When the Downtrend is Strong in Oil, Switch to Smaller Period Charts
Skerdian Meta • 1 min read
Crude Oil has absolutely crashed down in the last two months or so. It first crashed down during early march, after Russia and Saudi Arabia went into a price war, with Saudis flooding markets with cheap Oil. As a result, US WTI crude fell below $20 at the end of March.
The OPEC+ deal to cut production by a massive 9.7 million barrels/day improved the sentiment surrounding Oil for a while, sending it to $29. But, that wasn’t enough to keep it up and Crude Oil turned bearish again. Saudi Arabia resumed flooding markets with cheap Oil, despite the OPEC+ deal, which seems fishy to me, and WTI crashed down below $20 again, falling to $12.50 yesterday.

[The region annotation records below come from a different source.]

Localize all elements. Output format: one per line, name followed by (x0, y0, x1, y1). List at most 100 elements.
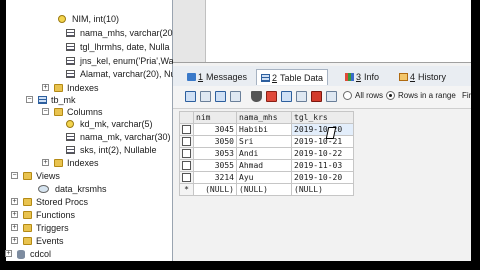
tab-number: 1 (198, 72, 204, 82)
row-checkbox-cell[interactable] (179, 159, 194, 172)
row-checkbox-cell[interactable] (179, 147, 194, 160)
tree-label: tb_mk (51, 95, 76, 105)
cell-tgl-krs[interactable]: 2019-10-20 (291, 171, 354, 184)
column-icon (66, 57, 75, 65)
tree-label: cdcol (30, 249, 52, 259)
folder-icon (23, 198, 32, 206)
tree-label: Views (36, 171, 60, 181)
duplicate-row-icon[interactable] (296, 91, 307, 102)
column-header-tgl-krs[interactable]: tgl_krs (291, 111, 354, 124)
bottom-black-border (0, 261, 480, 270)
grid-header-row: nim nama_mhs tgl_krs (179, 111, 354, 124)
row-checkbox[interactable] (182, 124, 191, 134)
delete-row-icon[interactable] (311, 91, 322, 102)
tree-label: nama_mhs, varchar(20 (80, 28, 173, 38)
row-checkbox-cell[interactable] (179, 171, 194, 184)
tree-label: tgl_lhrmhs, date, Nulla (80, 42, 170, 52)
tree-label: Stored Procs (36, 197, 89, 207)
save-changes-icon[interactable] (326, 91, 337, 102)
object-browser-tree[interactable]: NIM, int(10) nama_mhs, varchar(20 tgl_lh… (5, 0, 188, 261)
import-icon[interactable] (230, 91, 241, 102)
expand-plus-icon[interactable]: + (42, 159, 49, 166)
tab-label: Table Data (280, 73, 324, 83)
column-icon (66, 43, 75, 51)
expand-plus-icon[interactable]: + (11, 224, 18, 231)
tab-table-data[interactable]: 2 Table Data (256, 69, 329, 85)
copy-icon[interactable] (215, 91, 226, 102)
expand-plus-icon[interactable]: + (11, 198, 18, 205)
new-row-asterisk-icon: * (184, 185, 189, 194)
row-checkbox[interactable] (182, 148, 191, 158)
cell-nim[interactable]: 3214 (193, 171, 237, 184)
cell-nim[interactable]: 3053 (193, 147, 237, 160)
tab-messages[interactable]: 1 Messages (183, 69, 251, 85)
cell-nama-mhs[interactable]: Ayu (236, 171, 292, 184)
cell-nim[interactable]: 3045 (193, 123, 237, 136)
cell-nama-mhs[interactable]: Ahmad (236, 159, 292, 172)
folder-icon (54, 159, 63, 167)
row-checkbox-cell[interactable] (179, 123, 194, 136)
expand-plus-icon[interactable]: + (42, 84, 49, 91)
cell-tgl-krs[interactable]: (NULL) (291, 183, 354, 196)
tree-label: kd_mk, varchar(5) (80, 119, 153, 129)
expand-plus-icon[interactable]: + (11, 237, 18, 244)
cell-nim[interactable]: 3055 (193, 159, 237, 172)
tree-label: Columns (67, 107, 103, 117)
query-editor[interactable] (173, 0, 471, 63)
all-rows-radio[interactable] (343, 91, 352, 100)
collapse-minus-icon[interactable]: − (42, 108, 49, 115)
tab-history[interactable]: 4 History (395, 69, 450, 85)
tree-label: nama_mk, varchar(30) (80, 132, 171, 142)
tab-number: 2 (272, 73, 278, 83)
cell-tgl-krs[interactable]: 2019-11-03 (291, 159, 354, 172)
new-row[interactable]: * (NULL) (NULL) (NULL) (179, 183, 354, 196)
filter-icon[interactable] (251, 91, 262, 102)
column-icon (66, 133, 75, 141)
cell-nim[interactable]: 3050 (193, 135, 237, 148)
database-icon (17, 250, 25, 259)
row-checkbox-cell[interactable] (179, 135, 194, 148)
column-icon (66, 29, 75, 37)
column-icon (66, 70, 75, 78)
cell-nama-mhs[interactable]: Sri (236, 135, 292, 148)
folder-icon (54, 84, 63, 92)
cell-nama-mhs[interactable]: Andi (236, 147, 292, 160)
tree-label: Alamat, varchar(20), Nul (80, 69, 178, 79)
sort-icon[interactable] (266, 91, 277, 102)
table-data-icon (261, 74, 270, 82)
row-checkbox[interactable] (182, 160, 191, 170)
table-row[interactable]: 3055 Ahmad 2019-11-03 (179, 159, 354, 172)
rows-in-range-radio[interactable] (386, 91, 395, 100)
cell-tgl-krs[interactable]: 2019-10-22 (291, 147, 354, 160)
cell-nama-mhs[interactable]: (NULL) (236, 183, 292, 196)
tree-label: Functions (36, 210, 76, 220)
new-row-marker-cell: * (179, 183, 194, 196)
row-checkbox[interactable] (182, 136, 191, 146)
export-icon[interactable] (200, 91, 211, 102)
expand-plus-icon[interactable]: + (11, 211, 18, 218)
history-icon (399, 73, 408, 81)
tree-label: sks, int(2), Nullable (80, 145, 157, 155)
row-checkbox[interactable] (182, 172, 191, 182)
info-icon (345, 73, 354, 81)
view-icon (38, 185, 49, 193)
column-header-nim[interactable]: nim (193, 111, 237, 124)
expand-plus-icon[interactable]: + (5, 250, 12, 257)
collapse-minus-icon[interactable]: − (11, 172, 18, 179)
results-toolbar: All rows Rows in a range First (173, 86, 478, 109)
cell-nim[interactable]: (NULL) (193, 183, 237, 196)
grid-view-icon[interactable] (185, 91, 196, 102)
tab-info[interactable]: 3 Info (341, 69, 383, 85)
insert-row-icon[interactable] (281, 91, 292, 102)
right-black-border (471, 0, 480, 270)
collapse-minus-icon[interactable]: − (26, 96, 33, 103)
folder-icon (23, 172, 32, 180)
cell-nama-mhs[interactable]: Habibi (236, 123, 292, 136)
table-row[interactable]: 3214 Ayu 2019-10-20 (179, 171, 354, 184)
cell-tgl-krs[interactable]: 2019-10-20 (291, 123, 354, 136)
cell-tgl-krs[interactable]: 2019-10-21 (291, 135, 354, 148)
tree-label: Indexes (67, 158, 99, 168)
column-header-nama-mhs[interactable]: nama_mhs (236, 111, 292, 124)
table-row[interactable]: 3053 Andi 2019-10-22 (179, 147, 354, 160)
tab-label: History (418, 72, 447, 82)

US Crude Oil futures have gone deep in negative territory, with US Oil producers paying nearly $40/barrel to get rid of their possessions. This is another fishy thing in all this situation. Is the world shifting to a new source of energy and we don’t know yet? Because that would explain the dumping of Oil by everyone.

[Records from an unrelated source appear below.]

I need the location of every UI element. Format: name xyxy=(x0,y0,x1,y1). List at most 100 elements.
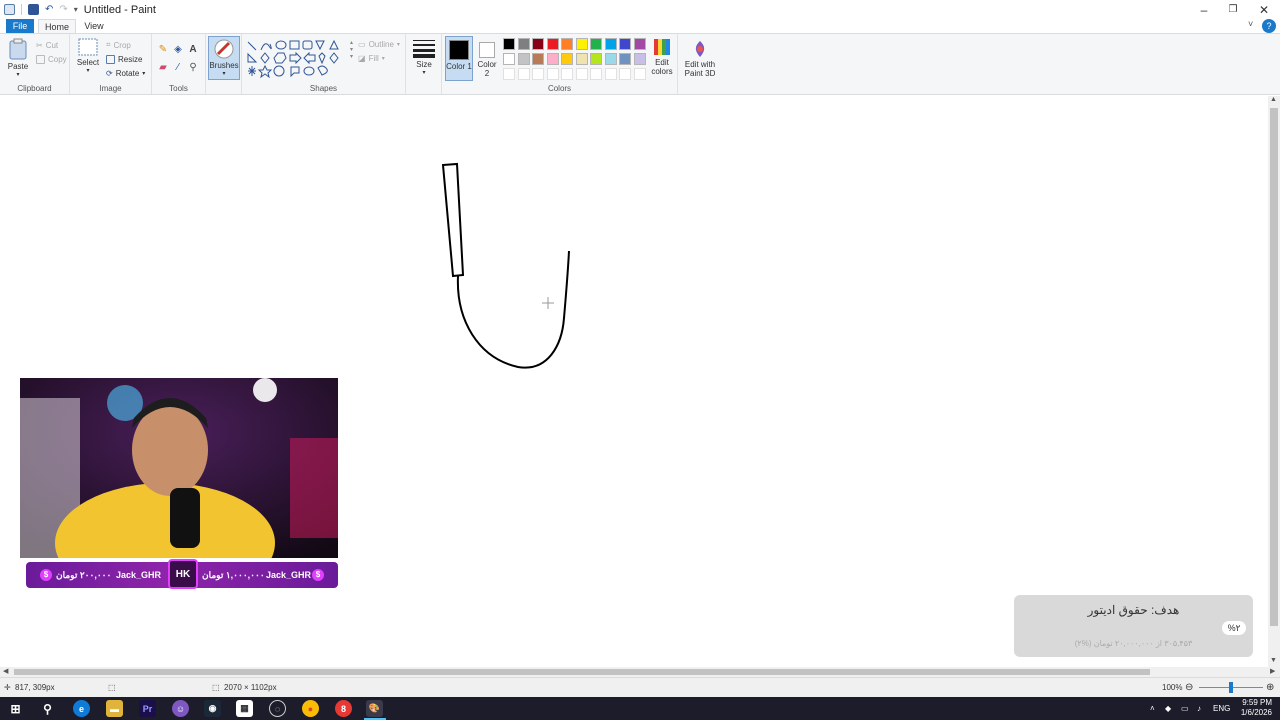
palette-swatch[interactable] xyxy=(503,38,515,50)
size-dropdown-icon: ▾ xyxy=(422,70,426,76)
palette-swatch[interactable] xyxy=(619,53,631,65)
tab-view[interactable]: View xyxy=(78,19,110,33)
paint-taskbar-icon[interactable]: 🎨 xyxy=(366,700,383,717)
volume-icon[interactable]: ♪ xyxy=(1197,697,1201,720)
brushes-button[interactable]: Brushes ▾ xyxy=(208,36,240,80)
palette-swatch[interactable] xyxy=(575,38,588,50)
store-icon[interactable]: ▦ xyxy=(236,700,253,717)
outline-button[interactable]: ▭ Outline ▾ xyxy=(358,38,400,50)
palette-swatch[interactable] xyxy=(633,38,646,50)
crop-button[interactable]: ⌗ Crop xyxy=(106,39,131,51)
palette-custom-slot[interactable] xyxy=(532,68,544,80)
palette-custom-slot[interactable] xyxy=(503,68,515,80)
palette-swatch[interactable] xyxy=(561,38,573,50)
zoom-in-icon[interactable]: ⊕ xyxy=(1266,678,1274,697)
help-icon[interactable]: ? xyxy=(1262,19,1276,33)
start-icon[interactable]: ⊞ xyxy=(7,700,24,717)
tab-home[interactable]: Home xyxy=(38,19,76,33)
minimize-button[interactable]: – xyxy=(1188,0,1220,19)
obs-icon[interactable]: ◌ xyxy=(269,700,286,717)
palette-swatch[interactable] xyxy=(546,53,559,65)
scroll-up-icon[interactable]: ▲ xyxy=(1270,96,1277,103)
redo-icon[interactable]: ↷ xyxy=(59,4,67,15)
palette-custom-slot[interactable] xyxy=(604,68,617,80)
collapse-ribbon-icon[interactable]: ˅ xyxy=(1248,19,1253,29)
customize-quick-access-icon[interactable]: ▾ xyxy=(74,5,78,14)
rotate-button[interactable]: ⟳ Rotate ▾ xyxy=(106,67,145,79)
palette-swatch[interactable] xyxy=(532,53,544,65)
size-button[interactable]: Size ▾ xyxy=(410,38,438,78)
select-icon xyxy=(78,38,98,56)
tray-expand-icon[interactable]: ˄ xyxy=(1150,697,1155,720)
file-explorer-icon[interactable]: ▬ xyxy=(106,700,123,717)
undo-icon[interactable]: ↶ xyxy=(45,4,53,15)
palette-swatch[interactable] xyxy=(633,53,646,65)
copy-button[interactable]: Copy xyxy=(36,53,67,65)
save-icon[interactable] xyxy=(28,4,39,15)
app-icon[interactable]: 8 xyxy=(335,700,352,717)
paste-dropdown-icon[interactable]: ▾ xyxy=(4,71,32,80)
shapes-scroll-icon[interactable]: ▴ ▾ ▾ xyxy=(350,39,353,60)
zoom-out-icon[interactable]: ⊖ xyxy=(1185,678,1193,697)
horizontal-scroll-thumb[interactable] xyxy=(14,669,1150,675)
color-picker-icon[interactable]: ⁄ xyxy=(171,60,185,74)
palette-swatch[interactable] xyxy=(604,38,617,50)
palette-swatch[interactable] xyxy=(546,38,559,50)
eraser-icon[interactable]: ▰ xyxy=(156,60,170,74)
palette-swatch[interactable] xyxy=(532,38,544,50)
palette-custom-slot[interactable] xyxy=(619,68,631,80)
pencil-icon[interactable]: ✎ xyxy=(156,42,170,56)
palette-swatch[interactable] xyxy=(503,53,515,65)
security-icon[interactable]: ◆ xyxy=(1165,697,1171,720)
restore-button[interactable]: ❐ xyxy=(1217,0,1249,19)
palette-custom-slot[interactable] xyxy=(590,68,602,80)
vertical-scroll-thumb[interactable] xyxy=(1270,108,1278,626)
text-tool-icon[interactable]: A xyxy=(186,42,200,56)
palette-custom-slot[interactable] xyxy=(517,68,530,80)
palette-swatch[interactable] xyxy=(590,53,602,65)
zoom-slider-thumb[interactable] xyxy=(1229,682,1233,693)
discord-icon[interactable]: ☺ xyxy=(172,700,189,717)
horizontal-scrollbar[interactable]: ◀ ▶ xyxy=(0,667,1280,677)
color1-button[interactable]: Color 1 xyxy=(445,36,473,81)
zoom-slider[interactable] xyxy=(1199,682,1263,693)
palette-custom-slot[interactable] xyxy=(561,68,573,80)
chrome-icon[interactable]: ● xyxy=(302,700,319,717)
cut-button[interactable]: ✂ Cut xyxy=(36,39,58,51)
select-dropdown-icon[interactable]: ▾ xyxy=(74,67,102,76)
palette-custom-slot[interactable] xyxy=(575,68,588,80)
edit-with-paint3d-button[interactable]: Edit with Paint 3D xyxy=(680,40,720,78)
palette-swatch[interactable] xyxy=(590,38,602,50)
vertical-scrollbar[interactable]: ▲ ▼ xyxy=(1268,96,1280,667)
search-icon[interactable]: ⚲ xyxy=(39,700,56,717)
shapes-gallery[interactable] xyxy=(246,40,350,80)
outline-icon: ▭ xyxy=(358,39,366,49)
resize-button[interactable]: Resize xyxy=(106,53,142,65)
close-button[interactable]: ✕ xyxy=(1248,0,1280,19)
premiere-icon[interactable]: Pr xyxy=(139,700,156,717)
fill-button[interactable]: ◪ Fill ▾ xyxy=(358,52,385,64)
scroll-down-icon[interactable]: ▼ xyxy=(1270,657,1277,664)
palette-swatch[interactable] xyxy=(517,38,530,50)
edge-icon[interactable]: e xyxy=(73,700,90,717)
scroll-right-icon[interactable]: ▶ xyxy=(1270,667,1275,675)
steam-icon[interactable]: ◉ xyxy=(204,700,221,717)
palette-custom-slot[interactable] xyxy=(633,68,646,80)
select-button[interactable]: Select ▾ xyxy=(74,38,102,76)
palette-swatch[interactable] xyxy=(604,53,617,65)
palette-custom-slot[interactable] xyxy=(546,68,559,80)
scroll-left-icon[interactable]: ◀ xyxy=(3,667,8,675)
clock[interactable]: 9:59 PM 1/6/2026 xyxy=(1238,698,1272,720)
fill-bucket-icon[interactable]: ◈ xyxy=(171,42,185,56)
palette-swatch[interactable] xyxy=(561,53,573,65)
tab-file[interactable]: File xyxy=(6,19,34,33)
palette-swatch[interactable] xyxy=(575,53,588,65)
language-indicator[interactable]: ENG xyxy=(1213,697,1230,720)
magnifier-icon[interactable]: ⚲ xyxy=(186,60,200,74)
edit-colors-button[interactable]: Edit colors xyxy=(646,38,678,76)
network-icon[interactable]: ▭ xyxy=(1181,697,1189,720)
palette-swatch[interactable] xyxy=(517,53,530,65)
color2-button[interactable]: Color 2 xyxy=(475,36,499,78)
paste-button[interactable]: Paste ▾ xyxy=(4,38,32,80)
palette-swatch[interactable] xyxy=(619,38,631,50)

Anyway, the larger time-frame charts don’t really work now, so it’s better to switch to smaller period charts to look for pullbacks higher in order to go short. Moving averages have been good indicators in predicting the end of the pullbacks/consolidation before the next move lower.
That’s on the 5 minute chart. We missed a good opportunity to sell at the 100 SMA (green) earlier on when WTI crude was trading at $15.30s. Now it’s 130 pips lower. Anyway, that’s the plan – wait for moving averages to catch up and sell.